World War II veteran recalls "cloud" of American bombers and German threat when serving in Italy

World War II veteran Stan Hutchings’ memories of horrific battles in Europe may have faded, but he remains emphatic about one thing; war is terrible.

War is terrible. It has consequences.

The Feilding man, who turned 100 in April, served with a mechanical unit in the army during the war.

Hutchings spent time in Italy working on supply lines and servicing vehicles while the Allies were battling the Germans in the later stages of the war.

Poring through scraps of old documents from the period and noting down his memories, Hutchings can still recall moments from the raging conflict 70 years ago, but many memories have been lost to time.

He was shipped to Italy’s east coast where his unit was halfway between the front lines and transport headquarters.

Hutchings’ unit had the crucial job of feeding the supply chain with petrol and servicing trucks coming and going from the front.

He said he was in the thick of the action, but came out unscathed.

Hutchings remembers the German navy coming down the coast at Senigallia trying to blow up the Allied fuel lines and torpedo Allied ships.

While waiting to be collected by ships he had to trade items for fresh food. When he was in Rome he saw “a huge cloud” of American B-24 bombers.

World War II veteran Stan Hutchings says war is terrible. PHOTO: DAVID UNWIN

New Zealanders fought in Italy from 1943 to 1945 as the Allies fought Axis forces after victory in North Africa. More than 2100 New Zealanders were killed and 6700 wounded during the liberation of Italy.

His brother Ray had been wounded at Al Alamein in Egypt.

At the end of the war Hutchings was offered a job on guard duty in Japan after nuclear bombs had been dropped on Nagasaki and Hiroshima, but he declined.

“War is terrible. It has consequences,” he says.

Hutchings’ father served in the First World War, drafted into the army as a motor mechanic. Hutchings was born in Sussex in England, but the family came to New Zealand when he was 3 months old.

His father ran garages, where Hutchings would sometimes work, in Blenheim and across the lower North Island.

The family moved to Stratford after the Napier Earthquake in 1931.

Hutchings started his apprenticeship at Union Foundries in Stratford, working on pumps, factories, saw mills and manufacturing farm equipment.

He joined the Home Guard and because he built radios as a hobby he was made to teach Morse code signal.
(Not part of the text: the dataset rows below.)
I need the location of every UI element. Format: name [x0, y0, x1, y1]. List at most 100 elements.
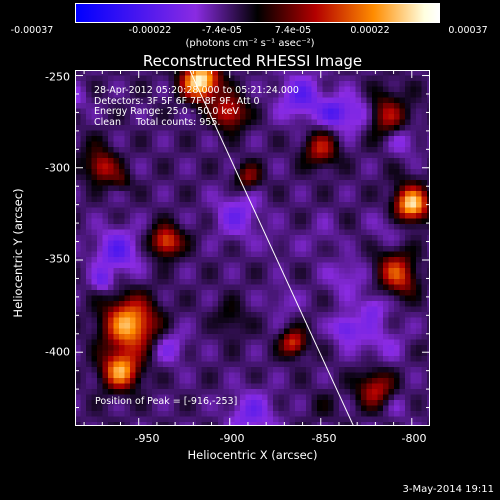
- heatmap-cell: [240, 235, 247, 242]
- heatmap-cell: [207, 367, 214, 374]
- heatmap-cell: [322, 262, 329, 269]
- heatmap-cell: [306, 422, 313, 426]
- heatmap-cell: [355, 75, 362, 82]
- heatmap-cell: [174, 273, 181, 280]
- heatmap-cell: [300, 180, 307, 187]
- heatmap-cell: [377, 81, 384, 88]
- heatmap-cell: [218, 125, 225, 132]
- heatmap-cell: [355, 169, 362, 176]
- heatmap-cell: [361, 356, 368, 363]
- heatmap-cell: [256, 75, 263, 82]
- heatmap-cell: [91, 152, 98, 159]
- heatmap-cell: [97, 147, 104, 154]
- heatmap-cell: [113, 218, 120, 225]
- heatmap-cell: [339, 306, 346, 313]
- heatmap-cell: [141, 81, 148, 88]
- heatmap-cell: [284, 356, 291, 363]
- heatmap-cell: [185, 361, 192, 368]
- heatmap-cell: [328, 70, 335, 77]
- heatmap-cell: [174, 163, 181, 170]
- heatmap-cell: [328, 141, 335, 148]
- heatmap-cell: [256, 273, 263, 280]
- heatmap-cell: [196, 262, 203, 269]
- heatmap-cell: [97, 290, 104, 297]
- heatmap-cell: [212, 130, 219, 137]
- heatmap-cell: [377, 202, 384, 209]
- heatmap-cell: [405, 394, 412, 401]
- heatmap-cell: [377, 141, 384, 148]
- heatmap-cell: [135, 372, 142, 379]
- heatmap-cell: [185, 92, 192, 99]
- heatmap-cell: [421, 224, 428, 231]
- heatmap-cell: [311, 202, 318, 209]
- heatmap-cell: [300, 125, 307, 132]
- heatmap-cell: [113, 224, 120, 231]
- heatmap-cell: [416, 328, 423, 335]
- heatmap-cell: [223, 114, 230, 121]
- heatmap-cell: [234, 70, 241, 77]
- heatmap-cell: [185, 147, 192, 154]
- heatmap-cell: [201, 152, 208, 159]
- heatmap-cell: [75, 422, 82, 426]
- heatmap-cell: [75, 86, 82, 93]
- heatmap-cell: [146, 350, 153, 357]
- heatmap-cell: [124, 108, 131, 115]
- heatmap-cell: [119, 147, 126, 154]
- heatmap-cell: [427, 251, 430, 258]
- heatmap-cell: [311, 334, 318, 341]
- heatmap-cell: [146, 240, 153, 247]
- heatmap-cell: [146, 268, 153, 275]
- heatmap-cell: [405, 125, 412, 132]
- heatmap-cell: [421, 268, 428, 275]
- heatmap-cell: [196, 75, 203, 82]
- heatmap-cell: [300, 70, 307, 77]
- heatmap-cell: [152, 180, 159, 187]
- heatmap-cell: [344, 405, 351, 412]
- heatmap-cell: [333, 334, 340, 341]
- heatmap-cell: [102, 75, 109, 82]
- heatmap-cell: [289, 119, 296, 126]
- heatmap-cell: [196, 345, 203, 352]
- heatmap-cell: [366, 114, 373, 121]
- heatmap-cell: [201, 345, 208, 352]
- heatmap-cell: [223, 416, 230, 423]
- heatmap-cell: [102, 158, 109, 165]
- heatmap-cell: [311, 257, 318, 264]
- heatmap-cell: [295, 92, 302, 99]
- heatmap-cell: [421, 180, 428, 187]
- heatmap-cell: [366, 295, 373, 302]
- heatmap-cell: [388, 350, 395, 357]
- heatmap-cell: [102, 196, 109, 203]
- heatmap-cell: [229, 251, 236, 258]
- heatmap-cell: [300, 235, 307, 242]
- heatmap-cell: [350, 185, 357, 192]
- heatmap-cell: [300, 246, 307, 253]
- heatmap-cell: [377, 246, 384, 253]
- heatmap-cell: [262, 295, 269, 302]
- heatmap-cell: [130, 257, 137, 264]
- heatmap-cell: [262, 334, 269, 341]
- heatmap-cell: [135, 136, 142, 143]
- heatmap-cell: [399, 136, 406, 143]
- heatmap-cell: [355, 163, 362, 170]
- heatmap-cell: [388, 416, 395, 423]
- heatmap-cell: [339, 328, 346, 335]
- heatmap-cell: [278, 114, 285, 121]
- heatmap-cell: [196, 81, 203, 88]
- heatmap-cell: [410, 196, 417, 203]
- heatmap-cell: [240, 240, 247, 247]
- heatmap-cell: [218, 306, 225, 313]
- heatmap-cell: [141, 180, 148, 187]
- heatmap-cell: [163, 405, 170, 412]
- heatmap-cell: [157, 372, 164, 379]
- heatmap-cell: [240, 383, 247, 390]
- heatmap-cell: [427, 301, 430, 308]
- heatmap-cell: [146, 92, 153, 99]
- heatmap-cell: [311, 240, 318, 247]
- heatmap-cell: [179, 114, 186, 121]
- heatmap-cell: [311, 114, 318, 121]
- heatmap-cell: [218, 235, 225, 242]
- heatmap-cell: [344, 246, 351, 253]
- heatmap-cell: [383, 152, 390, 159]
- heatmap-cell: [80, 339, 87, 346]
He then joined the Queen Alexandra's Mounted Rifles.

He remembers doing training exercises at Foxton Beach.

When the war started he appealed five times before he was allowed to leave his apprenticeship and join the army.

He was sent to Trentham in Wellington and put in the artillery division, but he asked to be transferred to mechanical units and was eventually shipped to Europe.

After the war he came back to New Zealand and finished his apprenticeship.

He worked on a union ships in marine engineering in Wellington, and with machinery in Motueka, then got a job in Feilding, Manawatū.

After a spell living in Australia he returned to Feilding in the 1990s.